Groove Music is Microsoft’s cloud music player, built to integrate with their Groove Music Pass. The Android app’s list of features is pretty thin overall though it does have support for all the basics you’d expect from a music player. The real disappointment comes in all the things that it doesn’t support. While it does support things like playback from Groove Music Pass and OneDrive, actionable notifications, and caching music locally, there’s no support for playing songs in device storage, no way to move between tracks in notifications, and no way to control the quality of the tracks being played. We could go on. The app is also pretty uninspired in its design, which is a shame because so many of Microsoft’s Android apps are just gorgeous. It also doesn’t support the Google Cast standard either, making Bluetooth the only easy way to stream music to another device. The app works well enough if you have a Groove Music pass and also happen to own an Android phone, but if you primarily use Android there are a number of other services available that run circles around the features of Groove Music.
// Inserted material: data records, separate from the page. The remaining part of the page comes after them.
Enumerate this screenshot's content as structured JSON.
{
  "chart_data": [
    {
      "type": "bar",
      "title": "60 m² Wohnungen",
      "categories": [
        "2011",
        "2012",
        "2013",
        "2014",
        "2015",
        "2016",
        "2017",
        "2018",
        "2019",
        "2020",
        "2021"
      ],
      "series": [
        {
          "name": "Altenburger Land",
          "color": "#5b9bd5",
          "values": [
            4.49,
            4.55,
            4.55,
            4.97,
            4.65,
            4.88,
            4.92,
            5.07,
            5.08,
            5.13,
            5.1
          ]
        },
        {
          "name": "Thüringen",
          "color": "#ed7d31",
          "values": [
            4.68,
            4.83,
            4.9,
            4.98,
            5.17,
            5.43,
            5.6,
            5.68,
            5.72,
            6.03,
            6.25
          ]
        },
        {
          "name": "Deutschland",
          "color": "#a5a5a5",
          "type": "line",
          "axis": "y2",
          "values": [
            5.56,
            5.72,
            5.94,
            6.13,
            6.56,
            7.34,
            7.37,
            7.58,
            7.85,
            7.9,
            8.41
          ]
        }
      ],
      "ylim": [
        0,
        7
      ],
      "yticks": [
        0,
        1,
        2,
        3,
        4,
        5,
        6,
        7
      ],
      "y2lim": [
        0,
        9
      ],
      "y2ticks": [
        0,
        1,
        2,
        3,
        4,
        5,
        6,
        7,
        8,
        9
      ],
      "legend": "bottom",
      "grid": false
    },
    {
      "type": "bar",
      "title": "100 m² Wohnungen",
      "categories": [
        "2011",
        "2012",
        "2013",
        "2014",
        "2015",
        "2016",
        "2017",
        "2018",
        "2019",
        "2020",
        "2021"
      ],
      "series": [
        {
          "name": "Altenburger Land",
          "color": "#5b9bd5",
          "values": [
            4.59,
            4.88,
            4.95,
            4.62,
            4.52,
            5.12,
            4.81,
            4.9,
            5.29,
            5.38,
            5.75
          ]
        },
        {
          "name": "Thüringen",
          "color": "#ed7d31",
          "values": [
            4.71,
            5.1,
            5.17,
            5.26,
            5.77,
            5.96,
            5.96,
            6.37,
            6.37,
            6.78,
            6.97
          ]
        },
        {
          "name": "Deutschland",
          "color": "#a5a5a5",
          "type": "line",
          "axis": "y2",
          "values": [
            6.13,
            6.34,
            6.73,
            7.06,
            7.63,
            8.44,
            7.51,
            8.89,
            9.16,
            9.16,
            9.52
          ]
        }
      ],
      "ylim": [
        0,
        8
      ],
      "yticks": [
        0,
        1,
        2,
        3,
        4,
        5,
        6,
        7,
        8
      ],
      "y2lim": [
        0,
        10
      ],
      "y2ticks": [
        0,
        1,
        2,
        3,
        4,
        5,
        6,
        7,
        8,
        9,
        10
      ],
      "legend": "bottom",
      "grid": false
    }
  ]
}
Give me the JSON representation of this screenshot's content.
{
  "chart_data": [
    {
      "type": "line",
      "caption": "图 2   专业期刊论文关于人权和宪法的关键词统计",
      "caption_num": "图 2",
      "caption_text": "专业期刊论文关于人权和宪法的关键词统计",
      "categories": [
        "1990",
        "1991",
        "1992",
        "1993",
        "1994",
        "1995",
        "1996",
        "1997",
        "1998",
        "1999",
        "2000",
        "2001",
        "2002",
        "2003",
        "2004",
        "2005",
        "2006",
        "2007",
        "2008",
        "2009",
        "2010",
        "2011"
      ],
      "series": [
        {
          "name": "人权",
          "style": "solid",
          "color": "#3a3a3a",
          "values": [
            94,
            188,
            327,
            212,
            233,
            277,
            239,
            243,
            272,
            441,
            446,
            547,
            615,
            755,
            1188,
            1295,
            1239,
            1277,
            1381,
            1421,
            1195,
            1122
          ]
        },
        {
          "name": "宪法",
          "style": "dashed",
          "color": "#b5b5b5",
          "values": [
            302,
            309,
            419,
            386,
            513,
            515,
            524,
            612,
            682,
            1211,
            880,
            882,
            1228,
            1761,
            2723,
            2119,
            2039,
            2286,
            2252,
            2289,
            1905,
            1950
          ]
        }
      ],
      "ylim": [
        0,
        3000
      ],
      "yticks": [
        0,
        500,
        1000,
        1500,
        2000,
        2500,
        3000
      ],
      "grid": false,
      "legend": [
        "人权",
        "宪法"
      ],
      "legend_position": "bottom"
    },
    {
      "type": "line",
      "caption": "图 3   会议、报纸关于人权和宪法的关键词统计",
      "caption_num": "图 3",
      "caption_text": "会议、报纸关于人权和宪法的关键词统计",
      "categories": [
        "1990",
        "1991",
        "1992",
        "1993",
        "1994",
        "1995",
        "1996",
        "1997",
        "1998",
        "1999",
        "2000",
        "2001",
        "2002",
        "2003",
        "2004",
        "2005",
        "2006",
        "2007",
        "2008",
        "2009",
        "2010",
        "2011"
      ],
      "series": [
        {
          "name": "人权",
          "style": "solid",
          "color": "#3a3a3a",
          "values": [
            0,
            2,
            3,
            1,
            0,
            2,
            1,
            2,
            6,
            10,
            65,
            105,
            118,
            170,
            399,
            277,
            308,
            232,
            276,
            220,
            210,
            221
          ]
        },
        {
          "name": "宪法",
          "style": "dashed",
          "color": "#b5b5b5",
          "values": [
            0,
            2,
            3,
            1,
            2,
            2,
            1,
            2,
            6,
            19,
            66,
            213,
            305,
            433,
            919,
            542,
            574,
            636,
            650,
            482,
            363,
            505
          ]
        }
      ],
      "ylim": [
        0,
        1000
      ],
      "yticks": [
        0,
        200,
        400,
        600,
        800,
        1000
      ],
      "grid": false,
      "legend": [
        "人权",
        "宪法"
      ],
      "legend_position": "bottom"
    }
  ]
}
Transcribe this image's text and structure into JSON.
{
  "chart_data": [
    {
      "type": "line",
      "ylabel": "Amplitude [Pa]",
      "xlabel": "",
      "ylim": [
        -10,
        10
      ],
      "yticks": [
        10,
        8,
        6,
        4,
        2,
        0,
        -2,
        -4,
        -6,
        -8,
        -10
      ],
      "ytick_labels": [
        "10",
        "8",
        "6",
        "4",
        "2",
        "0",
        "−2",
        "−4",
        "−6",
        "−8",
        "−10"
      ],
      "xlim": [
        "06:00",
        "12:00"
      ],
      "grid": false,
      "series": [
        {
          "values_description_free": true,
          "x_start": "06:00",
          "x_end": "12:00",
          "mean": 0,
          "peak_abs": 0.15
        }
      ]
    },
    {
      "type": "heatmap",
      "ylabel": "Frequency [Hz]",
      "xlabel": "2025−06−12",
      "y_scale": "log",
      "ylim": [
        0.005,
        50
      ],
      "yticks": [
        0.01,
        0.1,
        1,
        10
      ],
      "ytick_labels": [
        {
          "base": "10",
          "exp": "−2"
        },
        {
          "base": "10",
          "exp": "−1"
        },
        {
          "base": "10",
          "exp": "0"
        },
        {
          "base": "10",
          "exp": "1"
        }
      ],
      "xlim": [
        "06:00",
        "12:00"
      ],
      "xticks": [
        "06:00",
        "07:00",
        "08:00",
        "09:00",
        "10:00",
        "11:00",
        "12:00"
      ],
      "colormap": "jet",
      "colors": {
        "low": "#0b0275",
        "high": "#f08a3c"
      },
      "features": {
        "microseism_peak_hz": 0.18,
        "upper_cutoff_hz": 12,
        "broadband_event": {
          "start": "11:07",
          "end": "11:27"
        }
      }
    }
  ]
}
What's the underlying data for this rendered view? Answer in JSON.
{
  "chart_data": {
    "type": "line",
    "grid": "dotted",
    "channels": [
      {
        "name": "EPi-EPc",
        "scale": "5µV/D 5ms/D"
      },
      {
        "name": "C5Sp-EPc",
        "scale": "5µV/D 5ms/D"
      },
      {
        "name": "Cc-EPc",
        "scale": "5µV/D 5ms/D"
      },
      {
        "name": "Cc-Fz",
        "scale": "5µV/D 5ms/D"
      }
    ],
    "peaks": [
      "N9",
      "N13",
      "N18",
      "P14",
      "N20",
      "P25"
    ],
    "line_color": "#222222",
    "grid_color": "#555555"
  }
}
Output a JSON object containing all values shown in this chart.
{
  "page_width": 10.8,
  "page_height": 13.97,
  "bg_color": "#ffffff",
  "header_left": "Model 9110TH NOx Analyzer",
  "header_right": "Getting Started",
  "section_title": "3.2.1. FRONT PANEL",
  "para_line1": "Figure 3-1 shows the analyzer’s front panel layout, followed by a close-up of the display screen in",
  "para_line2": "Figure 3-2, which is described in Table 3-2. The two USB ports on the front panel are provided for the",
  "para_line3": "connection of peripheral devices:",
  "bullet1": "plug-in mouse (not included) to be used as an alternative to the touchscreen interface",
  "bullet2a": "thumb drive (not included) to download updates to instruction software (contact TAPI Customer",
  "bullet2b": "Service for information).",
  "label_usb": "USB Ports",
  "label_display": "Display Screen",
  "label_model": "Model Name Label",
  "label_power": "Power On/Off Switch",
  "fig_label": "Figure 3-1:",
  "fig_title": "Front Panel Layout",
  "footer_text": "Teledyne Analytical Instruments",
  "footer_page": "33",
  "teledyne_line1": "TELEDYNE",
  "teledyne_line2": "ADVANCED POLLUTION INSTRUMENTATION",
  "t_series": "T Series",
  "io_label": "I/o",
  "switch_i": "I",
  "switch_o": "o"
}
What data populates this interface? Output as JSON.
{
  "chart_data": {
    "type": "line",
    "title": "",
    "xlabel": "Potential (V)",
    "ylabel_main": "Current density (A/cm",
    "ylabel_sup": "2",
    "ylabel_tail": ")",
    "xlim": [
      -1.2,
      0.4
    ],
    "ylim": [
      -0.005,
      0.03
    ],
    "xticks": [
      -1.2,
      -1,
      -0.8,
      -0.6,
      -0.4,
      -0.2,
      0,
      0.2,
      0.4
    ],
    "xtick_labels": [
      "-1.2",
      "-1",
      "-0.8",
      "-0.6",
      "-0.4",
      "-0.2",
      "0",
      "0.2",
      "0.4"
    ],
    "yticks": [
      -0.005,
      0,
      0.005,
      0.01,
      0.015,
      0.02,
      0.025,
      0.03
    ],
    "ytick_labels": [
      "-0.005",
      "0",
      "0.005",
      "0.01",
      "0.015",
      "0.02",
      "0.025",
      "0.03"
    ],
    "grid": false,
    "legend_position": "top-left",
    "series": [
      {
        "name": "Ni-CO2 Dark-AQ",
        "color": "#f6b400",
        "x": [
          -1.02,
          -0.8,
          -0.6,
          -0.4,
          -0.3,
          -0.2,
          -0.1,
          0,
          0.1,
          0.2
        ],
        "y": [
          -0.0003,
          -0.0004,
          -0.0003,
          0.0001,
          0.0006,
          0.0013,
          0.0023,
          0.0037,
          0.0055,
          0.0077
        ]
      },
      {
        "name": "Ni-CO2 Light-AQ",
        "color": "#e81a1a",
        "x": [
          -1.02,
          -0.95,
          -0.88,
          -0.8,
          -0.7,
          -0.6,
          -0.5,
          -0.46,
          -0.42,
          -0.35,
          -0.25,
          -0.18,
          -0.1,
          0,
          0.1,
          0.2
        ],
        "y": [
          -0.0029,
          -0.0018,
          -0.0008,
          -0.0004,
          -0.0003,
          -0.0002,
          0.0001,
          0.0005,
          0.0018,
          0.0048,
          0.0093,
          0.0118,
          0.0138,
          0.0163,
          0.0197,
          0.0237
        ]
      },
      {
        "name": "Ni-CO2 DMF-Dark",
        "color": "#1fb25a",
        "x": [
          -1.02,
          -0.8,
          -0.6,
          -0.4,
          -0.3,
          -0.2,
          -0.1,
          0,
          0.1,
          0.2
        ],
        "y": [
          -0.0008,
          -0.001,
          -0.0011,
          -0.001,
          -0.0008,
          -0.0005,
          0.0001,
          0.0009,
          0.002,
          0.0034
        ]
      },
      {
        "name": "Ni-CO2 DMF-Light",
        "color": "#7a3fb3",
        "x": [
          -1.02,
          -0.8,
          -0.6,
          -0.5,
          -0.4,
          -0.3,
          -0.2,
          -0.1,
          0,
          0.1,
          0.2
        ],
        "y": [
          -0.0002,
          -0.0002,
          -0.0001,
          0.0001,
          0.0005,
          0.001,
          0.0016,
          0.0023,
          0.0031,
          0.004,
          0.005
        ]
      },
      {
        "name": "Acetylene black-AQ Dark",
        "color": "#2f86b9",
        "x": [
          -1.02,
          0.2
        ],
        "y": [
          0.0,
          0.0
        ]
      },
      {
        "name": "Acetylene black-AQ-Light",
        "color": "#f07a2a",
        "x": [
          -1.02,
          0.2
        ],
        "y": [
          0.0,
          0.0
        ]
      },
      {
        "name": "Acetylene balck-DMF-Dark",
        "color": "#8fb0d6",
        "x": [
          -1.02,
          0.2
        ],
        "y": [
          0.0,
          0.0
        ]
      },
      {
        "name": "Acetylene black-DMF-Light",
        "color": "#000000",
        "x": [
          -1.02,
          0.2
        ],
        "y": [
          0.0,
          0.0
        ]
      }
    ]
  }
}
The Microsoft Account app has one purpose in this world: to generate codes and provide authorization for account access requests. If you setup Two-Step authentication on your Microsoft account, this app is what you use to generate that code so that you don’t need it filling up your text messages. It doesn’t do much but what it does is exceptional, particularly the way Microsoft handles the code requests themselves. In most situations, rather than forcing you to type a code when you’re logging in, the app will allow you to just accept or deny a request in real time. It can even come up in a notification! Though it seems like a small detail, when you sit back and think about how many times you may login in a day it saves a lot of time. It’s a feature we haven’t seen in two step implementations from most other companies and we love it.
They’re both apps that don’t generally see a lot of love from Microsoft in updates, one that really needs it and one that doesn’t. We hope that Microsoft will give Groove Music some TLC in the near future. It has the potential to be a fine music app if Microsoft will let it shine.